For occasions when you need to tweak a miter setting by fractions of a degree--custom-cutting an out-of-square joint, for example--it pays to have a mitersaw with a detent override. This feature, found on about half the saws, lets you nudge the miter-angle setting ever so slightly without engaging the detent; then lock it securely in place. Two saws also incorporate a microadjuster (shown at right), enabling you to fine-tune a miter setting with mechanical precision.
All the saws tilt at least 45° to the left to make compound cuts, a combination of bevel and miter angles. And most tilt at least that much to the right. If you plan to make a lot of beveled or compound cuts, you'll appreciate the up-front bevel locks on some saws. The best bevel-action mitersaws have cylindrical scales, as shown in the right bottom photo, on the rear hub with wide spacing between lines, making them easier to read. For quick reference, all the saws have bevel stops at 0° and 45°, and most also have crown-molding stops or markings at 33.9°.
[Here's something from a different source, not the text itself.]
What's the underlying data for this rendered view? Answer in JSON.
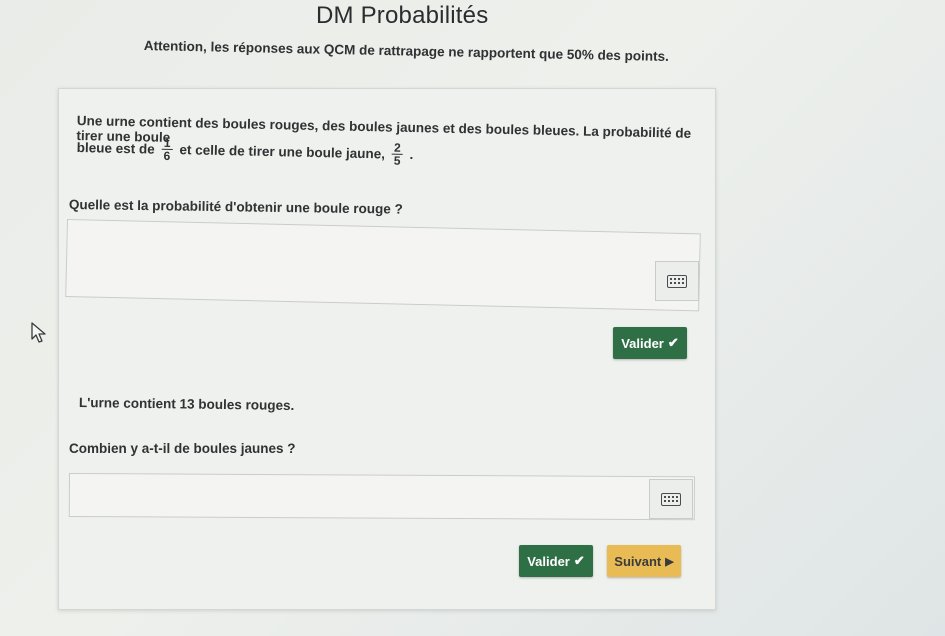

For those times when you cut tall or long stock, you'll appreciate the support from a good mitersaw fence and table. The best fences stand at least 4" high with top sections that slide out of the way for making bevel cuts. Conversely, some fences stand less than 2" and lack sufficient height to support workpieces twice that height. For these, attach an auxiliary plywood fence for maximum workpiece support.
For workpieces longer than 2', you'll like the added support of extensions, standard equipment on about half of the tested. All saws come with work-holding clamp; we prefer clamps that mount behind the fence and hold stock down against the table, rather than a horizontal clamp that holds stock against the fence.